2

I am preprocessing text data. After stemming when I am doing lemmatizing, it is giving exactly the same results as stemming (no change in text). I can't understand what is the issue.

def stem_list(row):
    my_list = row['no_stopwords']
    stemmed_list = [stemming.stem(word) for word in my_list]
    return stemmed_list


Japan['stemmed_words'] = Japan.apply(stem_list, axis=1)


def lemma_list(row):
    my_list = row['stemmed_words']
    lemmas_list = [lemma.lemmatize(word) for word in my_list]
    return lemmas_list


Japan['lemma_words'] = Japan.apply(lemma_list, axis=1)

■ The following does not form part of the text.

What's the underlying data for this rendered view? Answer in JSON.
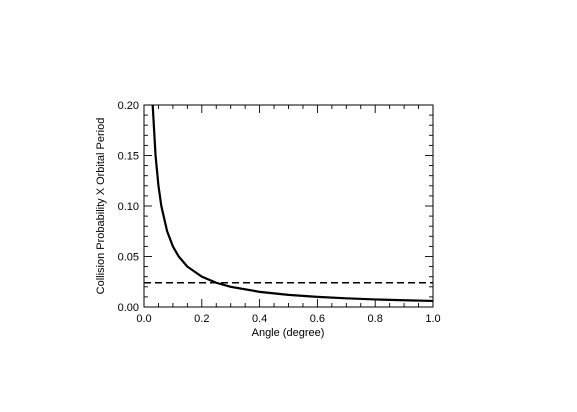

Below is the sample output:

secur huawei involv uk critic network suffici mitig longterm hcsec form mitig perceiv risk aris involv huawei critic nation infrastructur governmentl board includ offici britain gchq cybersecur agenc well senior huawei execut repres uk telecommun

My text is news articles. I am using PorterStemmer for Stemming, and WordNetLemmatizer for Lemmatizing.

Thank you in Advance.

Piyush Ghasiya
  • 515
  • 7
  • 25
  • It looks to me like you're trying to lemmatize words that are already reduced to their stem. In general this won't work. Try lemmatizing the original word. You also should be passing in the part-of-speech to the Wordnet Lemmatizer, otherwise it will treat all words as nouns. If you want more help, you'll probably have to post a fully runnable sample of code and data that exhibits the issue. – bivouac0 Oct 29 '19 at 23:14
  • I have posted another question with full code. https://stackoverflow.com/questions/58618352/how-to-pass-part-of-speech-in-wordnetlemmatizer – Piyush Ghasiya Oct 30 '19 at 03:31

1 Answers1

0

The reason your text is likely not changing during lemmatization is that stemmed words are often not real words that have lemmas at all.

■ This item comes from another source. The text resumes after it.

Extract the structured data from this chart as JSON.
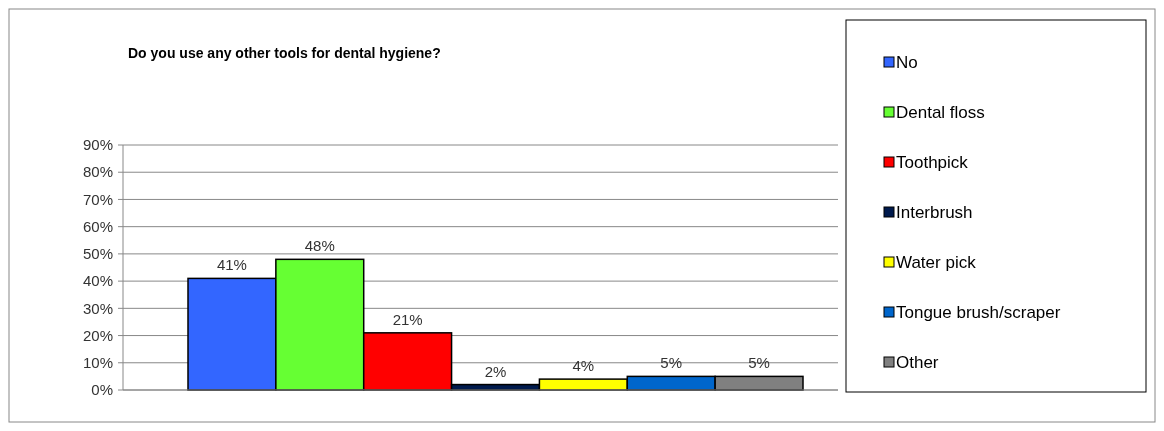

Both processes try to shorten a word to its root, but stemming is strictly and algorithm and lemmatization uses a vocabulary to find the smallest root of a word. Generally you would use one or the other depending on the speed you need.

However, if you just want to see the results of both in series, reverse your process- you should get stems that differ from the lemmas you feed into the stemmer.